Authorities in China arrested two people for smashing a path through a section of the ancient wall, a cultural icon and United Nations protected heritage site.

The area of the breach was a broken-down section far from the restored segments most Chinese and foreign tourists are familiar with.

The government of Youyu County, hundreds of kilometers (miles) west of Beijing showed a dirt road cut through a section of the wall against a rural landscape, along with the two suspects, identified as a 38-year-old man surnamed Zheng and a 55-year-old woman surnamed Wang.

The pair wanted a shorter route for some construction work they were doing in nearby towns, the government report said.

The section lies in Shanxi province at the western extreme of the wall, parts of which was constructed 2,000 years ago. It’s relatively well preserved and holds “important preservation and research value,” the local government said.

China places immense pride in the system of towers and connecting walls wide enough for carriages to pass that stretch approximately 8,850 kilometers (5,500 miles), built mainly during the Ming dynasty that lasted until 1644.

In that year, Manchu tribespeople from the north overcame China’s defenses and took over the empire as the Qing dynasty.

The wall was subsequently abandoned and plundered for bricks and stones by local villagers, only to be revived by the Communist government as a symbol of patriotism, mass mobilization and resistance to outside pressure.

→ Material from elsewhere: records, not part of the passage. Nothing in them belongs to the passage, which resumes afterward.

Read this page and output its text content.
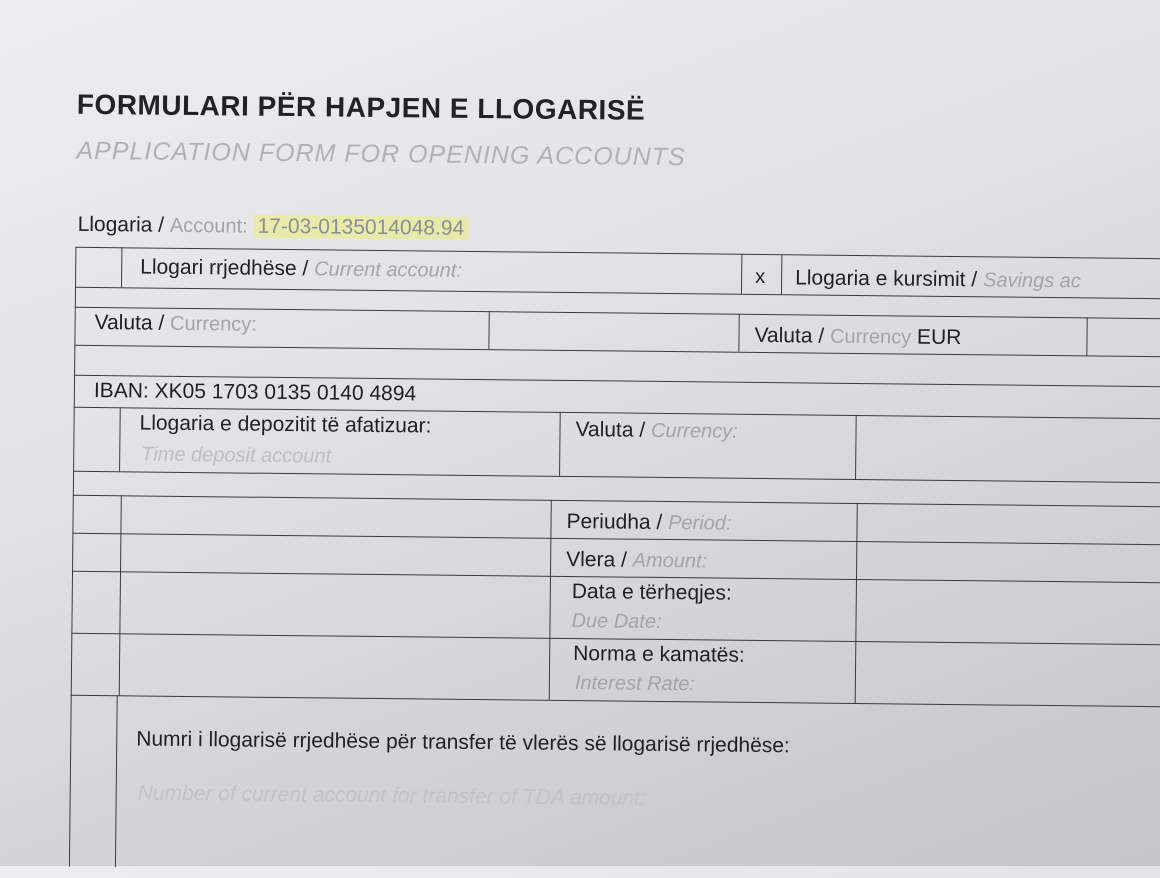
FORMULARI PËR HAPJEN E LLOGARISË
APPLICATION FORM FOR OPENING ACCOUNTS
Llogaria / Account: 17-03-0135014048.94
Llogari rrjedhëse / Current account:	x Llogaria e kursimit / Savings ac
Valuta / Currency:	Valuta / Currency EUR
IBAN: XK05 1703 0135 0140 4894
Llogaria e depozitit të afatizuar:
Time deposit account
Valuta / Currency:
Periudha / Period:
Vlera / Amount:
Data e tërheqjes:
Due Date:
Norma e kamatës:
Interest Rate:
Numri i llogarisë rrjedhëse për transfer të vlerës së llogarisë rrjedhëse:
Number of current account for transfer of TDA amount:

The Youyu County government said the arrests were made after a report of the breach was received on August 24. It said the two suspects were in custody with further legal action pending.

In its citation of the the Great Wall, UNESCO described it as reflecting the “collision and exchanges between agricultural civilizations and nomadic civilizations in ancient China.”

“It provides significant physical evidence of the far-sighted political strategic thinking and mighty military and national defence forces of central empires in ancient China, and is an outstanding example of the superb military architecture, technology and art of ancient China,” the citation says.